За пять лет скитаний тот нравственный заряд, какой Борис получил в Москве от своих друзей, возбуждавших у молодежи дух бездумного всеотрицания и бунтарства, значительно ослаб. А в тайге редко встречались такие люди, какими, к несчастью Бориса, оказались его столичные друзья. И потому, может быть, все менее шумными становились его успехи у молодежи, когда он пытался высказывать, по существу, позаимствованные у них мысли. В любом новом месте первое время он всем нравился. Его слушали, раскрыв глаза, восторгались его смелым взглядом на жизнь, его порывами, его гражданской страстью. Но проходило совсем немного времени, и почти все от него отворачивались. Около него, на удивление, оставался лишь всякий темный сброд. Белявский уже страдал от одиночества. Он нуждался в поддержке хотя бы одного-единственного, но верного человека.
Узнав о беременности Гели, Борис решил, что ему представился наилучший случай возобновить с нею мир да любовь. В этом было его спасение, и оно показалось близким, очень близким…

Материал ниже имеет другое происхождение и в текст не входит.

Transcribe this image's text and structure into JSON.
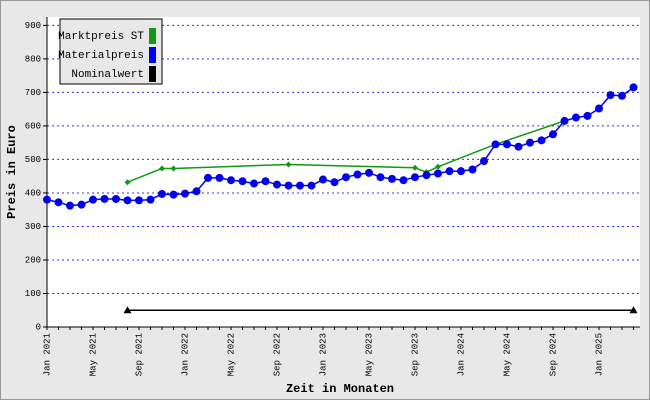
{
  "chart_data": {
    "type": "line",
    "x_label": "Zeit in Monaten",
    "y_label": "Preis in Euro",
    "categories": [
      "Jan 2021",
      null,
      null,
      null,
      "May 2021",
      null,
      null,
      null,
      "Sep 2021",
      null,
      null,
      null,
      "Jan 2022",
      null,
      null,
      null,
      "May 2022",
      null,
      null,
      null,
      "Sep 2022",
      null,
      null,
      null,
      "Jan 2023",
      null,
      null,
      null,
      "May 2023",
      null,
      null,
      null,
      "Sep 2023",
      null,
      null,
      null,
      "Jan 2024",
      null,
      null,
      null,
      "May 2024",
      null,
      null,
      null,
      "Sep 2024",
      null,
      null,
      null,
      "Jan 2025",
      null,
      null,
      null
    ],
    "ylim": [
      0,
      925
    ],
    "yticks": [
      0,
      100,
      200,
      300,
      400,
      500,
      600,
      700,
      800,
      900
    ],
    "grid": true,
    "legend": "top-left",
    "series": [
      {
        "name": "Marktpreis ST",
        "color": "#119911",
        "marker": "diamond",
        "values": [
          null,
          null,
          null,
          null,
          null,
          null,
          null,
          432,
          null,
          null,
          473,
          473,
          null,
          null,
          null,
          null,
          null,
          null,
          null,
          null,
          null,
          485,
          null,
          null,
          null,
          null,
          null,
          null,
          null,
          null,
          null,
          null,
          475,
          462,
          478,
          null,
          null,
          null,
          null,
          545,
          null,
          null,
          null,
          null,
          null,
          615,
          null,
          null,
          null,
          null,
          null,
          null
        ]
      },
      {
        "name": "Materialpreis",
        "color": "#0000ee",
        "marker": "circle",
        "values": [
          380,
          372,
          362,
          365,
          380,
          382,
          382,
          378,
          378,
          380,
          397,
          395,
          398,
          405,
          445,
          445,
          438,
          435,
          428,
          435,
          425,
          422,
          422,
          422,
          440,
          432,
          447,
          455,
          460,
          447,
          442,
          438,
          447,
          453,
          458,
          465,
          465,
          470,
          495,
          545,
          545,
          538,
          550,
          557,
          575,
          615,
          625,
          630,
          652,
          692,
          690,
          715
        ]
      },
      {
        "name": "Nominalwert",
        "color": "#000000",
        "marker": "triangle",
        "values": [
          null,
          null,
          null,
          null,
          null,
          null,
          null,
          50,
          null,
          null,
          null,
          null,
          null,
          null,
          null,
          null,
          null,
          null,
          null,
          null,
          null,
          null,
          null,
          null,
          null,
          null,
          null,
          null,
          null,
          null,
          null,
          null,
          null,
          null,
          null,
          null,
          null,
          null,
          null,
          null,
          null,
          null,
          null,
          null,
          null,
          null,
          null,
          null,
          null,
          null,
          null,
          50
        ]
      }
    ]
  }
}
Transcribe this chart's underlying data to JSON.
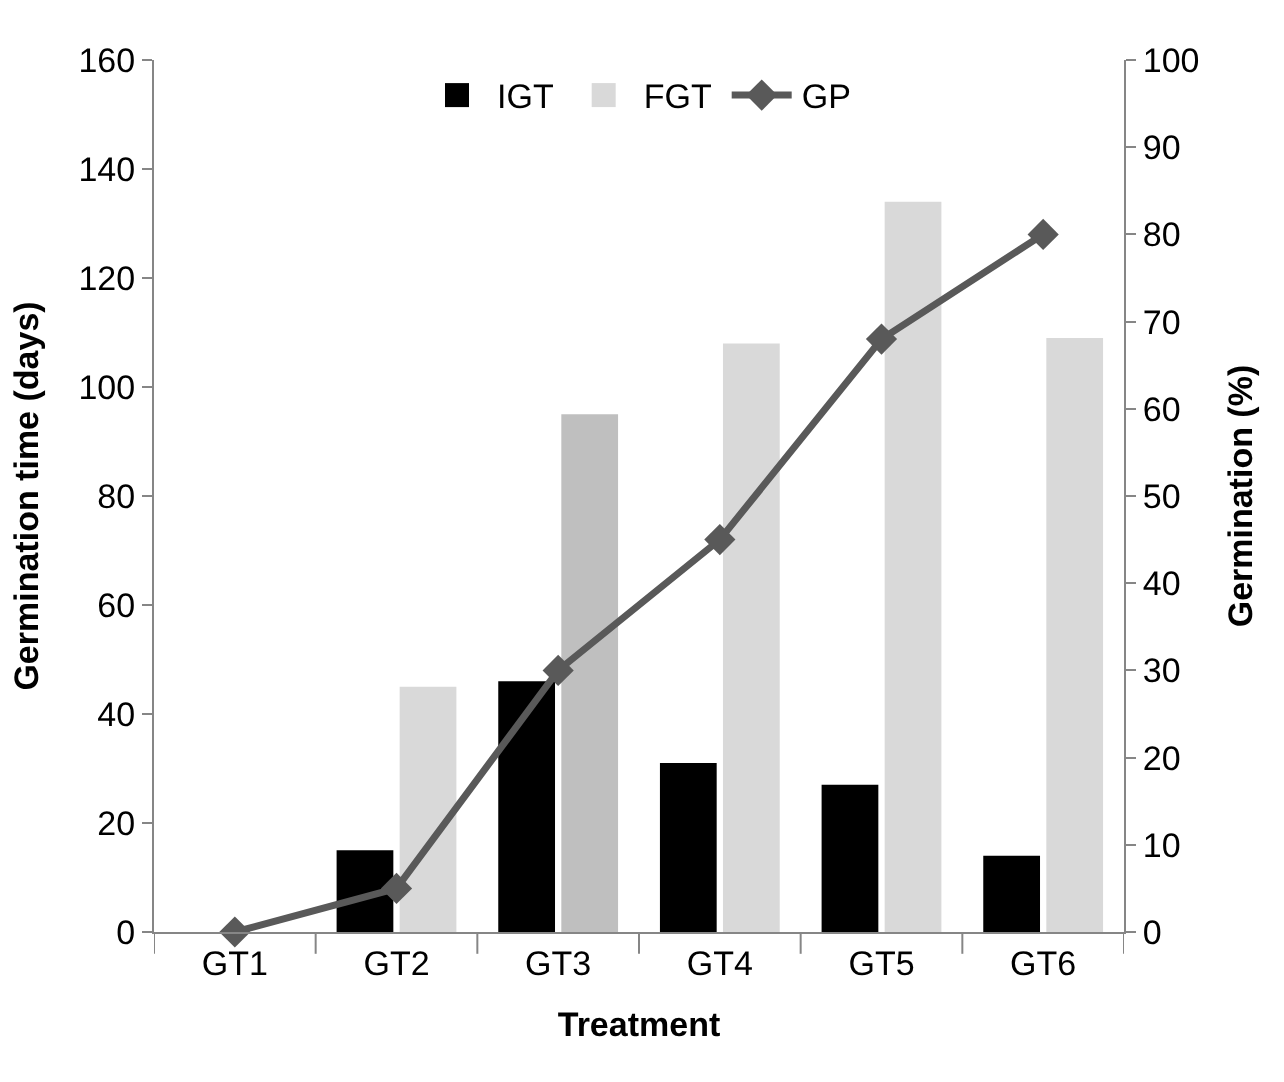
{
  "chart_data": {
    "type": "bar",
    "xlabel": "Treatment",
    "ylabel": "Germination time (days)",
    "y2label": "Germination (%)",
    "categories": [
      "GT1",
      "GT2",
      "GT3",
      "GT4",
      "GT5",
      "GT6"
    ],
    "series": [
      {
        "name": "IGT",
        "color": "#000000",
        "values": [
          null,
          15,
          46,
          31,
          27,
          14
        ]
      },
      {
        "name": "FGT",
        "color": "#d9d9d9",
        "colors": [
          "#d9d9d9",
          "#d9d9d9",
          "#bfbfbf",
          "#d9d9d9",
          "#d9d9d9",
          "#d9d9d9"
        ],
        "values": [
          null,
          45,
          95,
          108,
          134,
          109
        ]
      },
      {
        "name": "GP",
        "type": "line",
        "axis": "y2",
        "color": "#595959",
        "marker": "diamond",
        "values": [
          0,
          5,
          30,
          45,
          68,
          80
        ]
      }
    ],
    "ylim": [
      0,
      160
    ],
    "yticks": [
      0,
      20,
      40,
      60,
      80,
      100,
      120,
      140,
      160
    ],
    "y2lim": [
      0,
      100
    ],
    "y2ticks": [
      0,
      10,
      20,
      30,
      40,
      50,
      60,
      70,
      80,
      90,
      100
    ],
    "legend": "top"
  }
}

И тогда же вспомнилось все, что произошло пять лет назад. Вспомнилось со свежей болью, и Борис, искусав губы, поклялся перед собой заслужить право носить фамилию Михаила Петровича Белявского.

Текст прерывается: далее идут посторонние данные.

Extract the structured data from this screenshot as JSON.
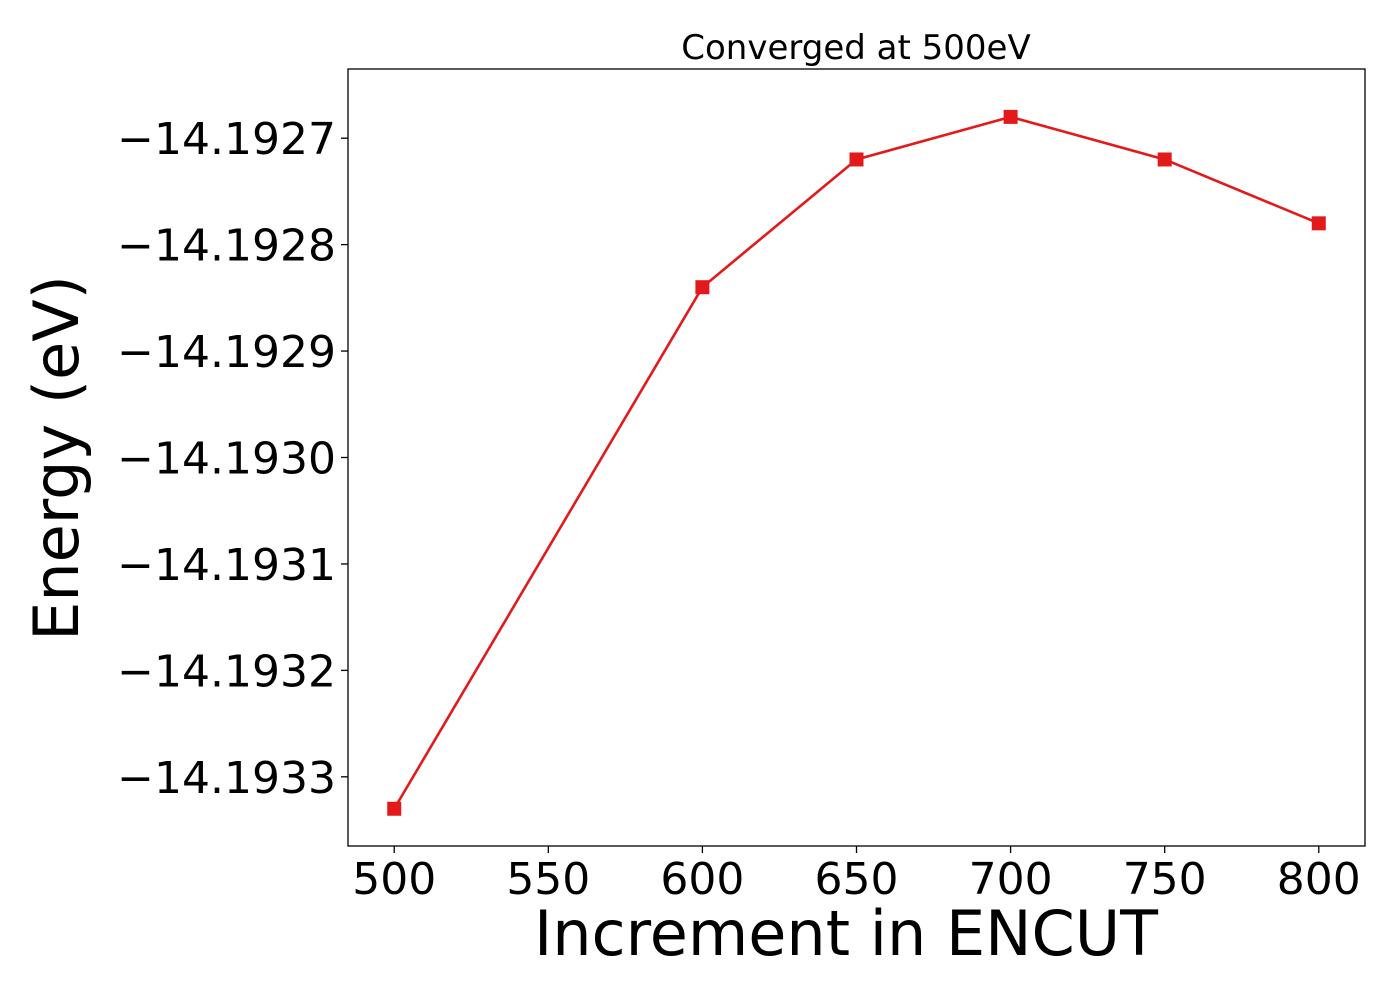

В нем всегда жило сильнейшее сыновнее чувство, вызванное, как оказалось, чужим человеком, и теперь из него неожиданно, но совершенно естественно возникло чувство отцовства. И оттого-то за несколько дней после встречи с Гелей с Борисом произошли большие перемены. У него вдруг исчезло то напряжение, с каким он жил последнее время, напряжение, свойственное туго натянутой струне, которую нельзя задеть без риска, что она не лопнет. Исчезла беспричинная раздражительность, взрывчатость, с какой взлетает огонь над костром из сухого хвойного валежника. Весь он внутренне обмяк, подобрел, — с ним вроде бы произошло то, что происходит с дозревающим в лёжке яблоком. Умиротворение разлилось по всем жилам, как легкое, почти не пьянящее вино. Наступило удивительное состояние, памятное лишь по дням детства, и Борис впервые понял, как ему трудно и нехорошо жилось в последние годы. Так и казалось, что он возвращается в раннее, полузабытое детство, и не просто возвращается, а открывает в нем после долгой разлуки много такого, чего не заметил в свое время его рассеянный детский взор.
И не хотелось, а он стал часто вспоминать родной дом и комнатушку в нем, где жил с бабушкой. Но очень часто вместо себя он видел маленьким уже своего сына. Он видел, как черноглазый мальчонка, простирая к нему руки, делает первый шаг по земле, как он барахтается на лужайке у дома, а то и пытается побороть отца, как он карабкается на дерево или ревет, боясь впервые ступить в реку…
И тогда же Борис понял: надо растить детей — вот главная задача человека на земле, надо жить для них…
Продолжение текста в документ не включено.